On 15/8/25 00:54, Tim Moody wrote:
I have a sqlite mediawiki database, which I think is version 1.36, with around 10K articles.

I tried installing 1.44 mediawiki and in startup declaring the sqlite file, and it offers to update, but when I click continue it returns 504 after awhile and htop shows php with 100% CPU that never ends (at least after 12 hours) The datetime of the sqlite file does increment for about 10 - 15 minutes and stop.
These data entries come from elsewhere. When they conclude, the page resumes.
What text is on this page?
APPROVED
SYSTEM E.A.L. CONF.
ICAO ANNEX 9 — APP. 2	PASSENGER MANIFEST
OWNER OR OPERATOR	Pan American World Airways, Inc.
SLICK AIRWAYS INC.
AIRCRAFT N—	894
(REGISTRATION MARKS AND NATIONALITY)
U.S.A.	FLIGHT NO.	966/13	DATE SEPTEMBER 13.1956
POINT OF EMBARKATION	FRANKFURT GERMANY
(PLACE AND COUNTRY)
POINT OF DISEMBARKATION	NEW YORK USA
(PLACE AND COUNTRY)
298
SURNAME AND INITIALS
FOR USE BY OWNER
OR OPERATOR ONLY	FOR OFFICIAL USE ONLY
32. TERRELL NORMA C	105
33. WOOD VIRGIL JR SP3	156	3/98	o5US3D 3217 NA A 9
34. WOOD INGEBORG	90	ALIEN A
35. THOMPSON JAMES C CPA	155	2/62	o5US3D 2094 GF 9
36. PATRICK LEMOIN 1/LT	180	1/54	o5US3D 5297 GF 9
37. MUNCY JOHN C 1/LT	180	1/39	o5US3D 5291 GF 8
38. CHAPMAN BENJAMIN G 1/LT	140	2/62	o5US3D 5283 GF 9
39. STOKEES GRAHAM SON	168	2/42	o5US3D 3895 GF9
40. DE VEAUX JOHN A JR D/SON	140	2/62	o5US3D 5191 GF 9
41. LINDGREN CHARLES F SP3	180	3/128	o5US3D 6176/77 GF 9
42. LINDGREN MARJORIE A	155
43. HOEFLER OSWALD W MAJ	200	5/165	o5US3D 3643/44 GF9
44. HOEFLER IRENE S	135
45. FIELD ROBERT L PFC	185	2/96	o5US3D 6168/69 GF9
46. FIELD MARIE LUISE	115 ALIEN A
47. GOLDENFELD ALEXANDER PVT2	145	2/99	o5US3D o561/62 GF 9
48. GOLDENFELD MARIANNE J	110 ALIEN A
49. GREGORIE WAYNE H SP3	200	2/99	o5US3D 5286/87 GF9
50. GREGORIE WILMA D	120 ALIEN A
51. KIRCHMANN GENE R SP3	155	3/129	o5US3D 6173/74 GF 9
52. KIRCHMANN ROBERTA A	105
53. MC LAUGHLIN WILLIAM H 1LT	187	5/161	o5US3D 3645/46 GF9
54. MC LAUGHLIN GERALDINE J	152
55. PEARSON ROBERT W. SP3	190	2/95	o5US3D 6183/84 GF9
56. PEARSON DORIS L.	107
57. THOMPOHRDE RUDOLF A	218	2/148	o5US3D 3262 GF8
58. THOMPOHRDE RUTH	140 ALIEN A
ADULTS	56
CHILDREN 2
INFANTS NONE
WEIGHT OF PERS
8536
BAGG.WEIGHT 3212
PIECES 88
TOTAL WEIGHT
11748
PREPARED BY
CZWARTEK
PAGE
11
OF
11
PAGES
If I kill it and reboot, there is still no LocalSettings.php, so it wants to start over.

Is there a way to confirm from the database that it is version 1.36?

Is there a manual upgrade that only does the database and with this relatively large number of articles? php maintenance/run.php update wants a LocalSettings.php file which is a result of the upgrade process.


Per T387428 <https://phabricator.wikimedia.org/T387428> I am planning to remove generation of LocalSettings.php from the web updater because I think anyone who is using it is suffering from a misconception. You should run the CLI updater using your old LocalSettings.php. You should not ever need to regenerate your LocalSettings.php, just keep it forever. The updater will tell you if there are deprecated configuration variables in it that you need to fix.

Also, I consider MediaWiki's SQLite support to be experimental and not suitable for wikis with more than one user. If you have a problem specifically with SQLite, you can always fix it by not using SQLite.